Experts emphasize risks of oil exploration in Marmara Sea as company obtains license

The Environmental Engineers Chamber in Istanbul has warned against the risks of oil exploration in the Marmara Sea after the Energy and Natural Resources Ministry granted the Turkish Petroleum Corporation an eight-year license to search for petroleum in the inland sea. 

Duvar English

The Istanbul branch of the Environmental Engineers Chamber on March 23 warned against the environmental risks of oil exploration in the Marmara Sea following the permit acquired by the Turkish Petroleum Corporation to search for petroleum in the inland sea.  

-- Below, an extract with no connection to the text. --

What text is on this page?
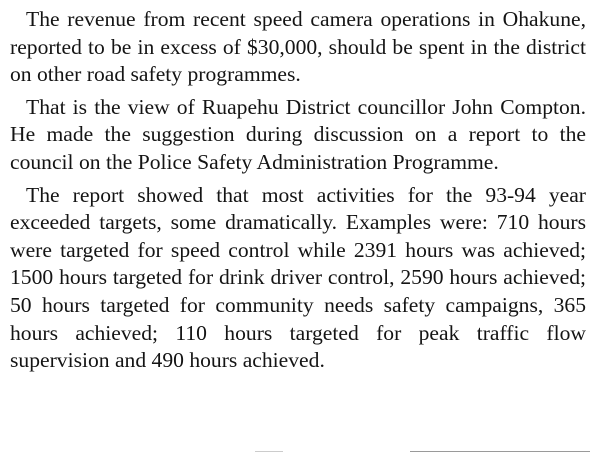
The revenue from recent speed camera operations in Ohakune, reported to be in excess of $30,000, should be spent in the district on other road safety programmes.

That is the view of Ruapehu District councillor John Compton. He made the suggestion during discussion on a report to the council on the Police Safety Administration Programme.

The report showed that most activities for the 93-94 year exceeded targets, some dramatically. Examples were: 710 hours were targeted for speed control while 2391 hours was achieved; 1500 hours targeted for drink driver control, 2590 hours achieved; 50 hours targeted for community needs safety campaigns, 365 hours achieved; 110 hours targeted for peak traffic flow supervision and 490 hours achieved.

The Energy and Natural Ministry on March 22 published it has granted a permit to the Turkish Petroleum Corporation to explore 95 thousand hectares of sea-land for petroleum.  

The Chamber issued a statement discouraging oil exploration at the already de-oxygenated sea, according to reporting by the daily BirGün. 

The statement noted the 2021 Presidential decree that declared the Marmara Sea a special environmental protection zone, due to its rich flora and fauna and its special role as a biological corridor between the Black Sea and the Mediterranean Sea.

The protection decree sought to preserve the sea’s ecosystem after it had suffered from mucilage (“sea snot”) and blooming plankton populations. 

The chamber of engineers stated that the average temperature of the sea was three degrees above normal, and therefore the sea was at the risk of further pollution. 

“Oil exploration and drilling activities will gravely harm the sea ecosystem that has already been suffering from a plankton boom and mucilage,” warned the chamber. 

They continued, “A potential oil leak will be the end of life in the inland Marmara Sea.” 

Biodiversity has decreased significantly in the sea since the “sea snot” issue began in late 2020. The issue first became noticeable with mass fish deaths in Western Marmara in early 2021, which then moved eastwards towards Istanbul. 

However, experts noted that pollution in the Marmara Sea has been an ongoing problem since the early 1990s, leading to multiple species' disappearance.